Multiplying Vectors III: Going Beyond

(An archive question of the week)

We’ve looked at the scalar (dot) product and the vector (cross) product; but there is one answer in the Ask Dr. Math archives that was too long to fit in either post. Here we’ll see again where the two familiar products come from, while looking deeper into the math behind and beyond them.

What justifies the definitions?

Here is the question, from 2012:

Vector Products and Possibilities

I have been studying maths for a long time, but one thing keeps puzzling me: how do we get to define vector dot products and, more importantly, cross products?

When solving problems, you hear, "Now we take the vector cross product ..." or, "We take the dot product ..." I have always failed to see how they get to this step without knowing the answer in advance. What are the justifications for these definitions?

I do realize that in physics there are certain phenomena that depict these definitions, but for me that cannot be satisfactory motivation for them.

Doctor Fenton provided the information we’ve already seen on the dot and cross products. But Cyrus felt that his question was deeper than that, and wrote back:

Thank you very much for your reply; however, it does not address my problem.

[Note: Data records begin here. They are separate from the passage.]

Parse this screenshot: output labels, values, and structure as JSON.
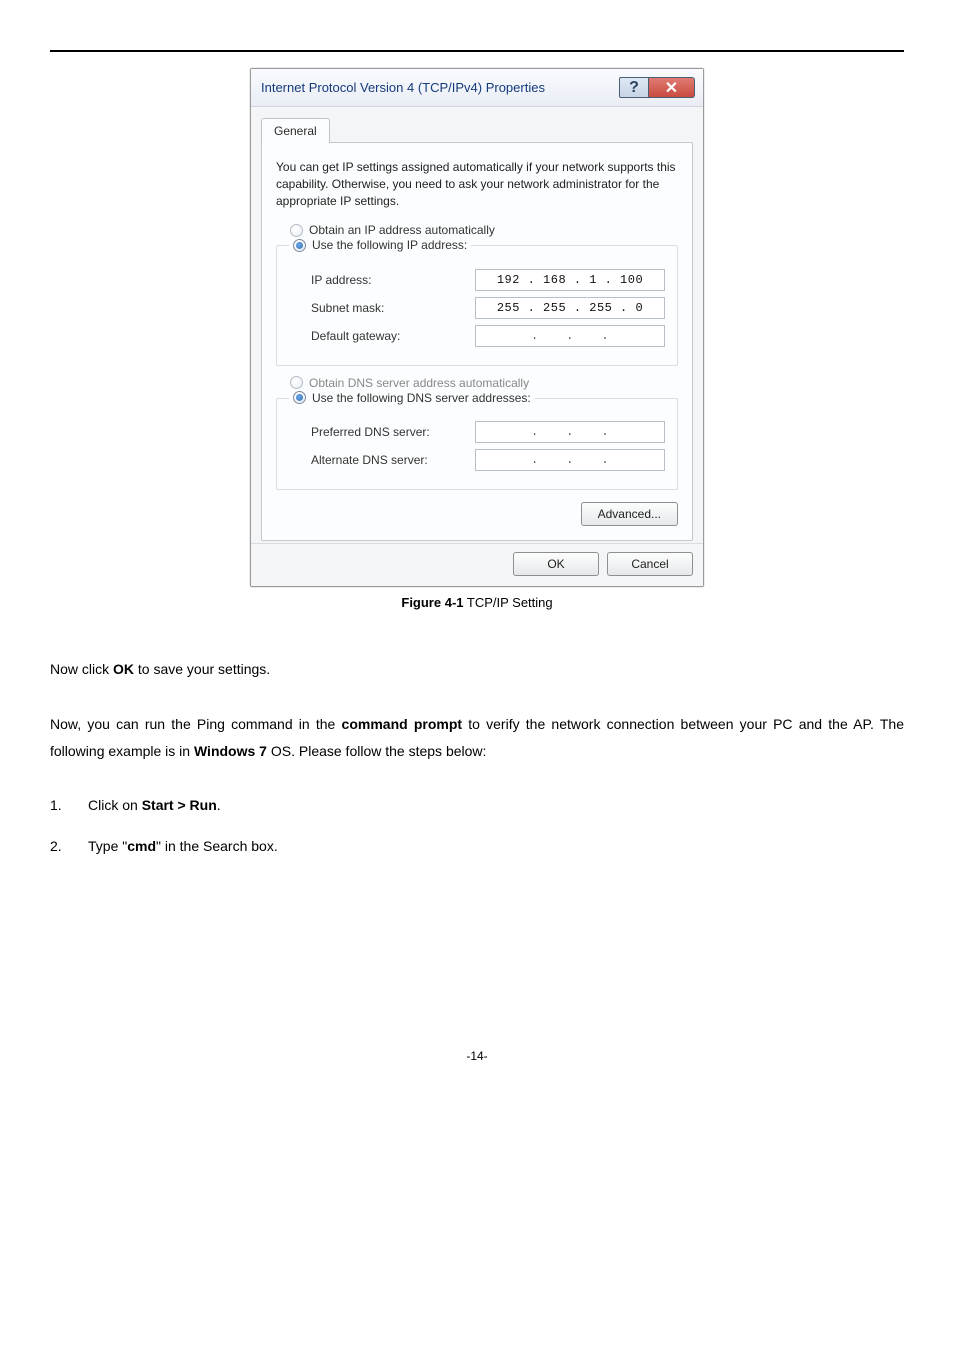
{
  "dialog": {
    "title": "Internet Protocol Version 4 (TCP/IPv4) Properties",
    "help_glyph": "?",
    "close_glyph": "✕",
    "tab": "General",
    "description": "You can get IP settings assigned automatically if your network supports this capability. Otherwise, you need to ask your network administrator for the appropriate IP settings.",
    "ip_group": {
      "opt_auto": "Obtain an IP address automatically",
      "opt_manual": "Use the following IP address:",
      "ip_label": "IP address:",
      "ip_value": "192 . 168 .  1  . 100",
      "mask_label": "Subnet mask:",
      "mask_value": "255 . 255 . 255 .  0",
      "gw_label": "Default gateway:"
    },
    "dns_group": {
      "opt_auto": "Obtain DNS server address automatically",
      "opt_manual": "Use the following DNS server addresses:",
      "pref_label": "Preferred DNS server:",
      "alt_label": "Alternate DNS server:"
    },
    "advanced_btn": "Advanced...",
    "ok_btn": "OK",
    "cancel_btn": "Cancel"
  },
  "caption": {
    "figure": "Figure 4-1",
    "text": " TCP/IP Setting"
  },
  "body": {
    "p1a": "Now click ",
    "p1b": "OK",
    "p1c": " to save your settings.",
    "p2a": "Now, you can run the Ping command in the ",
    "p2b": "command prompt",
    "p2c": " to verify the network connection between your PC and the AP. The following example is in ",
    "p2d": "Windows 7",
    "p2e": " OS. Please follow the steps below:",
    "li1_num": "1.",
    "li1a": "Click on ",
    "li1b": "Start > Run",
    "li1c": ".",
    "li2_num": "2.",
    "li2a": "Type \"",
    "li2b": "cmd",
    "li2c": "\" in the Search box."
  },
  "page_number": "-14-"
}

I do know how to derive the cross product and dot product. It is about THE VERY DEFINITION of these two -- the justification of these definitions -- wherein lies my problem. How did we get the notion of defining the vector cross product as it is defined? Is it purely because of observation in natural phenomena, or what?

In all the textbooks I have looked at, they start by defining the vector product and the cross product, and go on from there to work them out BASED on these definitions. 

I do not see where they get these definitions. 

Thank you for your consideration.

I think his question was really answered in what Doctor Fenton said, as in my last two posts on vectors, but it takes subtlety to fully understand how the derivations justify the definitions.

Doctor Fenton tried to clarify the question:

I'm not sure what you are asking. 

Is the idea of finding a vector perpendicular to two given vectors not sufficient motivation? There are certainly many applications where orthogonal directions are particularly convenient for computation, to say nothing of physical phenomena, such as the motion of a charged particle in a magnetic field where a force acts at right angles to the field and the velocity vector.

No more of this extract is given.